Frequently asked questions

What is a iron condor on AMTM?
A iron condor on AMTM is the iron condor strategy applied to AMTM (stock). The strategy is structurally neutral / range-bound: An iron condor sells a call spread and a put spread at strikes outside spot, collecting net premium that is kept if the underlying stays inside the inner short strikes. With AMTM stock trading near $22.97, the strikes shown on this page are snapped to the nearest listed AMTM chain strike and the premiums come straight from the end-of-day bid/ask midpoint.
How are AMTM iron condor max profit and max loss calculated?
Max profit equals the net credit times 100 inside the inner strikes; max loss equals wing width minus credit times 100. Two breakevens at inner strikes plus and minus the credit. For the AMTM iron condor priced from the end-of-day chain at a 30-day expiry (ATM IV 46.90%), the computed maximum profit is unbounded per contract and the computed maximum loss is unbounded per contract. Live intraday quotes will differ as the chain moves through the trading session.

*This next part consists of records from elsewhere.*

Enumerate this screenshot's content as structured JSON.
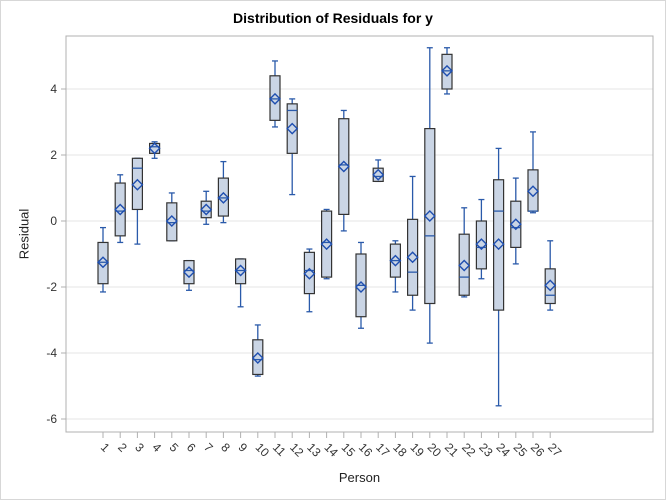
{
  "chart_data": {
    "type": "box",
    "title": "Distribution of Residuals for y",
    "xlabel": "Person",
    "ylabel": "Residual",
    "ylim": [
      -6.4,
      5.5
    ],
    "yticks": [
      -6,
      -4,
      -2,
      0,
      2,
      4
    ],
    "grid": true,
    "categories": [
      "1",
      "2",
      "3",
      "4",
      "5",
      "6",
      "7",
      "8",
      "9",
      "10",
      "11",
      "12",
      "13",
      "14",
      "15",
      "16",
      "17",
      "18",
      "19",
      "20",
      "21",
      "22",
      "23",
      "24",
      "25",
      "26",
      "27"
    ],
    "series": [
      {
        "person": "1",
        "min": -2.15,
        "q1": -1.9,
        "median": -1.25,
        "q3": -0.65,
        "max": -0.2,
        "mean": -1.25
      },
      {
        "person": "2",
        "min": -0.65,
        "q1": -0.45,
        "median": 0.3,
        "q3": 1.15,
        "max": 1.4,
        "mean": 0.35
      },
      {
        "person": "3",
        "min": -0.7,
        "q1": 0.35,
        "median": 1.6,
        "q3": 1.9,
        "max": 1.9,
        "mean": 1.1
      },
      {
        "person": "4",
        "min": 1.9,
        "q1": 2.05,
        "median": 2.25,
        "q3": 2.35,
        "max": 2.4,
        "mean": 2.2
      },
      {
        "person": "5",
        "min": -0.6,
        "q1": -0.6,
        "median": -0.05,
        "q3": 0.55,
        "max": 0.85,
        "mean": 0.0
      },
      {
        "person": "6",
        "min": -2.1,
        "q1": -1.9,
        "median": -1.5,
        "q3": -1.2,
        "max": -1.2,
        "mean": -1.55
      },
      {
        "person": "7",
        "min": -0.1,
        "q1": 0.1,
        "median": 0.3,
        "q3": 0.6,
        "max": 0.9,
        "mean": 0.35
      },
      {
        "person": "8",
        "min": -0.05,
        "q1": 0.15,
        "median": 0.7,
        "q3": 1.3,
        "max": 1.8,
        "mean": 0.7
      },
      {
        "person": "9",
        "min": -2.6,
        "q1": -1.9,
        "median": -1.5,
        "q3": -1.15,
        "max": -1.15,
        "mean": -1.5
      },
      {
        "person": "10",
        "min": -4.7,
        "q1": -4.65,
        "median": -4.2,
        "q3": -3.6,
        "max": -3.15,
        "mean": -4.15
      },
      {
        "person": "11",
        "min": 2.85,
        "q1": 3.05,
        "median": 3.7,
        "q3": 4.4,
        "max": 4.85,
        "mean": 3.7
      },
      {
        "person": "12",
        "min": 0.8,
        "q1": 2.05,
        "median": 3.35,
        "q3": 3.55,
        "max": 3.7,
        "mean": 2.8
      },
      {
        "person": "13",
        "min": -2.75,
        "q1": -2.2,
        "median": -1.5,
        "q3": -0.95,
        "max": -0.85,
        "mean": -1.6
      },
      {
        "person": "14",
        "min": -1.75,
        "q1": -1.7,
        "median": -0.65,
        "q3": 0.3,
        "max": 0.35,
        "mean": -0.7
      },
      {
        "person": "15",
        "min": -0.3,
        "q1": 0.2,
        "median": 1.7,
        "q3": 3.1,
        "max": 3.35,
        "mean": 1.65
      },
      {
        "person": "16",
        "min": -3.25,
        "q1": -2.9,
        "median": -1.95,
        "q3": -1.0,
        "max": -0.65,
        "mean": -2.0
      },
      {
        "person": "17",
        "min": 1.2,
        "q1": 1.2,
        "median": 1.35,
        "q3": 1.6,
        "max": 1.85,
        "mean": 1.4
      },
      {
        "person": "18",
        "min": -2.15,
        "q1": -1.7,
        "median": -1.2,
        "q3": -0.7,
        "max": -0.6,
        "mean": -1.2
      },
      {
        "person": "19",
        "min": -2.7,
        "q1": -2.25,
        "median": -1.55,
        "q3": 0.05,
        "max": 1.35,
        "mean": -1.1
      },
      {
        "person": "20",
        "min": -3.7,
        "q1": -2.5,
        "median": -0.45,
        "q3": 2.8,
        "max": 5.25,
        "mean": 0.15
      },
      {
        "person": "21",
        "min": 3.85,
        "q1": 4.0,
        "median": 4.55,
        "q3": 5.05,
        "max": 5.25,
        "mean": 4.55
      },
      {
        "person": "22",
        "min": -2.3,
        "q1": -2.25,
        "median": -1.7,
        "q3": -0.4,
        "max": 0.4,
        "mean": -1.35
      },
      {
        "person": "23",
        "min": -1.75,
        "q1": -1.45,
        "median": -0.8,
        "q3": 0.0,
        "max": 0.65,
        "mean": -0.7
      },
      {
        "person": "24",
        "min": -5.6,
        "q1": -2.7,
        "median": 0.3,
        "q3": 1.25,
        "max": 2.2,
        "mean": -0.7
      },
      {
        "person": "25",
        "min": -1.3,
        "q1": -0.8,
        "median": -0.2,
        "q3": 0.6,
        "max": 1.3,
        "mean": -0.1
      },
      {
        "person": "26",
        "min": 0.25,
        "q1": 0.3,
        "median": 0.3,
        "q3": 1.55,
        "max": 2.7,
        "mean": 0.9
      },
      {
        "person": "27",
        "min": -2.7,
        "q1": -2.5,
        "median": -2.25,
        "q3": -1.45,
        "max": -0.6,
        "mean": -1.95
      }
    ]
  },
  "style": {
    "box_fill": "#cad5e5",
    "box_stroke": "#333333",
    "whisker_color": "#2a5aaa",
    "mean_marker_color": "#1f4fb0",
    "grid_color": "#e6e6e6",
    "axis_color": "#b0b0b0"
  }
}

What is the breakeven for a AMTM iron condor?
The breakeven for the AMTM iron condor priced on this page is no defined breakeven on the modeled curve at expiration, derived from end-of-day chain premiums. Breakeven is the underlying price at which the strategy's P&L crosses zero ignoring transaction costs and assignment risk. The current AMTM market-implied 1-standard-deviation expected move is approximately 13.45%; if the move sits well outside the breakeven distance, the structure's risk-reward becomes correspondingly tighter.
When should you consider a iron condor on AMTM?
Iron condors on AMTM are a delta-neutral premium-collection structure that profits if AMTM stock stays inside the inner short strikes; short strikes typically sit near 1 standard deviation from spot.
How does current AMTM implied volatility affect this iron condor?
AMTM ATM IV is at 46.90% with IV rank near 11.23%, which is on the low end of its 1-year range. Premium-buying structures (long call, long put, debit spreads) are relatively cheap in this regime; premium-selling structures collect less credit per unit risk.